This project was a gift to my mother-in-law as a thank you for all she did during the birth of our first child.
A sauna was something she had always dreamed of having, so we walked the property together and discussed what was important. Was it seclusion? Was it a view? A connection to water? As we walked, we ruled out areas on the property for various reasons - too close to the house, too exposed to the North winds, etc.
We trod a few minutes into the woods and stopped at a steep 30-foot bank overlooking the brook. From here you caught a glimpse of Hills River. Then my mother-in-law explained that British ships would dump their ballast at the base of the brook (which was once a much larger river) and sail up to embark local pine trees that had been marked and cut for masts. That is why there were piles of foreign rock at the river confluence. She pointed to two large crooked pine trees and explained these were the only Pines that were left because they were too twisted to become masts. When she finished explaining she looked down, and we both knew that we had found the site for the sauna.
The design is a natural progression of the discussion we had that day. A path wanders through the forest and the building catches you by surprise as you pass through thicket into old growth forest. It sits hunkered below eye level and is imperceptible until you are upon it. A gabion basket filled with the foregin rocks from the base of the brook acts as the building’s ballast, anchoring it to the riverbank. The building is perched on the bank so that it would be at eye level with the crow’s-nest of a passing ship.

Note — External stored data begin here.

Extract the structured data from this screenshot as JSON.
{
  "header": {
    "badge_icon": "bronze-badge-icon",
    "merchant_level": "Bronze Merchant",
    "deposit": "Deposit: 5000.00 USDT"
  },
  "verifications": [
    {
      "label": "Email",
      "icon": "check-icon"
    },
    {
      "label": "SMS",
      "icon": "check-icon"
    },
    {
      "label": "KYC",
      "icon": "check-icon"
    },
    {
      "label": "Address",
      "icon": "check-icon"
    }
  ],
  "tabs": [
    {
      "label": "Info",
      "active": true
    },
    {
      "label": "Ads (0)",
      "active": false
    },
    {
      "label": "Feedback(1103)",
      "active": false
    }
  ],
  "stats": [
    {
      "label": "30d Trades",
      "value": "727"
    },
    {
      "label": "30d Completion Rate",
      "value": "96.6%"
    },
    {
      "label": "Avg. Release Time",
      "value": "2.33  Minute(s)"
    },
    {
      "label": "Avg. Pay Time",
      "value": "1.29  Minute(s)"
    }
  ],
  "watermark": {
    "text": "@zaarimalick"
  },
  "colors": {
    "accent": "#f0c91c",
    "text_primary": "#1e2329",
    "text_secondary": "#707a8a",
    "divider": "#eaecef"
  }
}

As you enter the sauna, the window frames a single spruce, and it’s not until you are seated that you see out the river confluence and larger Hills River beyond.

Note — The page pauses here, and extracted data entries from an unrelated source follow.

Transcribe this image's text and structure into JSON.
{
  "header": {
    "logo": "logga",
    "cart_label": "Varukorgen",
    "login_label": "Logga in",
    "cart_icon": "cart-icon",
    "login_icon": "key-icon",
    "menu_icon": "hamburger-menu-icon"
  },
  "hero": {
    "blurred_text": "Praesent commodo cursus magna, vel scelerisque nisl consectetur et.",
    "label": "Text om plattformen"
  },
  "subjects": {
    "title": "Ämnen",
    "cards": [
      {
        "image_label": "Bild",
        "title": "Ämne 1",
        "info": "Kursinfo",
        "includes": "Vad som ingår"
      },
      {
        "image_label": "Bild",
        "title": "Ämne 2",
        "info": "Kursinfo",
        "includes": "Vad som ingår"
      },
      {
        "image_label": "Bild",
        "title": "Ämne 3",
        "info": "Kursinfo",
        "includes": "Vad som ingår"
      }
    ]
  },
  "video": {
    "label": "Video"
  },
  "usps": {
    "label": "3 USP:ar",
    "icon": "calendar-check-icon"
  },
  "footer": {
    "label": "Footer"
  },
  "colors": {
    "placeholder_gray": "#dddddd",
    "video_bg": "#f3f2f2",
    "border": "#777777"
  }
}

My mother-in-law frequents the sauna weekly and hosts her long standing book club there in the summer. She describes her favourite part of the process as the time spent with family and how the project brought us closer together.
Upon completion, I posted a photo of the sauna on social media. It was seen by someone who was planning on opening a spa and lead to the first official design project for the studio - Nature Folk Wellness.

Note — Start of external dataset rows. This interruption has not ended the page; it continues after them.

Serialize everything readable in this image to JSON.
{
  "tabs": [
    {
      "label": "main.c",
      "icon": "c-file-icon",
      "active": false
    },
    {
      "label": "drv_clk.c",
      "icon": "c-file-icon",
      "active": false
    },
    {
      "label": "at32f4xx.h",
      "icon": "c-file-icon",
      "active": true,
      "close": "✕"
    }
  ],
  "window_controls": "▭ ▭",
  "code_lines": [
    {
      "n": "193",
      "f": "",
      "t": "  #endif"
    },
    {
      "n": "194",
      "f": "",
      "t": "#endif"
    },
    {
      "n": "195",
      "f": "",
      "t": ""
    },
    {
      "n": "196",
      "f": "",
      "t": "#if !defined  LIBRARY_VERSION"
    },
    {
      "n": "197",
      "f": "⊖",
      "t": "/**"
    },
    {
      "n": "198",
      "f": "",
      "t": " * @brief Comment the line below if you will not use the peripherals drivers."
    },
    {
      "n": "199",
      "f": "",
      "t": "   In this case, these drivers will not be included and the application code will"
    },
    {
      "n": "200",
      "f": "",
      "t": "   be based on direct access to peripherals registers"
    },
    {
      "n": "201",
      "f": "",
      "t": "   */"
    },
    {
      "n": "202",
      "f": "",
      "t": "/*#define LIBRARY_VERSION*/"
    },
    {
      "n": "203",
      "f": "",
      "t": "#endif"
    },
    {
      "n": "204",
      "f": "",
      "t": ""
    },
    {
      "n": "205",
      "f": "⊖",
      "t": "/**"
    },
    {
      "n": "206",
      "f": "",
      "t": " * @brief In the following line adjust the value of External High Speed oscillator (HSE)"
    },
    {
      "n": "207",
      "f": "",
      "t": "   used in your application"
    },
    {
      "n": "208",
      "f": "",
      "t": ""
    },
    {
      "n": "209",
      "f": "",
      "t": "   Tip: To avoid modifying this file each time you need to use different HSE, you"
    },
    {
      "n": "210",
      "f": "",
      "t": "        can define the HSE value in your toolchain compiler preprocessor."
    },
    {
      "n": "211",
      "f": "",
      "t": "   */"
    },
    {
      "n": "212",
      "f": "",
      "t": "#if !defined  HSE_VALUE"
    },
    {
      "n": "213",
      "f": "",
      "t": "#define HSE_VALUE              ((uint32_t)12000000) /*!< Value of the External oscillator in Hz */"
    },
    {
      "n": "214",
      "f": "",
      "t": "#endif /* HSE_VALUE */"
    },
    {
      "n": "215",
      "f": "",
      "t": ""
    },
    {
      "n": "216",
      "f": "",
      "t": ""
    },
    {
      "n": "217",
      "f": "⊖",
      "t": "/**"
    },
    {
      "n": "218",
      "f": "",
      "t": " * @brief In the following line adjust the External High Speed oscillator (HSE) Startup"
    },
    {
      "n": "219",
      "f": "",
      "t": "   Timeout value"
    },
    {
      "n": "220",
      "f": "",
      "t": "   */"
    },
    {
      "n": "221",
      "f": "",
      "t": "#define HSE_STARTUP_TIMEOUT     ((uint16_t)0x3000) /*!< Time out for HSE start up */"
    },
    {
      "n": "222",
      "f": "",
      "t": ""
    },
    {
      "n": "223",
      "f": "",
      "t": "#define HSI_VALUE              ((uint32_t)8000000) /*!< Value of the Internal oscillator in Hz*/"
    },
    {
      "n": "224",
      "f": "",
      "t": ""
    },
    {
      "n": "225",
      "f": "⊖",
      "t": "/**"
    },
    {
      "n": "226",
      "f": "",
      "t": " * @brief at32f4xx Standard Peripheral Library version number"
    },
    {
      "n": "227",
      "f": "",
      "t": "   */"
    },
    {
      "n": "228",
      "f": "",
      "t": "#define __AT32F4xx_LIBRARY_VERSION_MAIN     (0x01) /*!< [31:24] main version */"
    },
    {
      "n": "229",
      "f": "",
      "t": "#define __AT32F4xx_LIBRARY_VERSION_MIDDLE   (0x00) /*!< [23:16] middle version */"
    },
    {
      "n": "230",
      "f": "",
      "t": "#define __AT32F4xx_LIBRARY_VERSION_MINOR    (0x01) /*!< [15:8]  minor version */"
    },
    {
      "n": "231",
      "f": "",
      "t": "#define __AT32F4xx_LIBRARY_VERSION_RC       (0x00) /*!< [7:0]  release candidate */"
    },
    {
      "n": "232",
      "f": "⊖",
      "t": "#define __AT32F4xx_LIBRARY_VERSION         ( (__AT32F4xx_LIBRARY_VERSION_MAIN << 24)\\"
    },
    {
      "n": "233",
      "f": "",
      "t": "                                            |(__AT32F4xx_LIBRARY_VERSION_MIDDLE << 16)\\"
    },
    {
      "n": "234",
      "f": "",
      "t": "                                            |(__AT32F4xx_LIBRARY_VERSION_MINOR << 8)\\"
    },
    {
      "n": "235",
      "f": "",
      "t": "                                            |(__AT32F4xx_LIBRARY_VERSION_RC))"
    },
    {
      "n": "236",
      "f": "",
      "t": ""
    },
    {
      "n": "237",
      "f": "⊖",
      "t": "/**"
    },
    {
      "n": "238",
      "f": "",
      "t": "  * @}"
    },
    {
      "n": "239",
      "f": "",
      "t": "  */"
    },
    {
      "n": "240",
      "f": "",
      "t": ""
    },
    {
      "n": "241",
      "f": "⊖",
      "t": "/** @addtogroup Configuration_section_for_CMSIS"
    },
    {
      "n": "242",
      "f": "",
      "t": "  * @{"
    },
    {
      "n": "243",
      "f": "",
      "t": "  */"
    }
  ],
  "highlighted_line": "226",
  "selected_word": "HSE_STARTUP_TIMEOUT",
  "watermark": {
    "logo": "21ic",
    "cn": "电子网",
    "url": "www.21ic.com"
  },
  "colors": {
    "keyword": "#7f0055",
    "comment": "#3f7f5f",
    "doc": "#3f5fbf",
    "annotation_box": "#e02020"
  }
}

Location : Mill River East, PEI
Completion : 2018
Team : Devin Harper
Photographer : Matt Jones
The sauna was predominantly built during a two-week vacation from the architecture firm I was working at. The finishing touches were completed during a series of long weekends that followed. It was made out of all locally-sourced materials and everything was carried by hand to the site by family members, as it was 500m from the road. The window was fabricated on site, and the door recycled from their family home.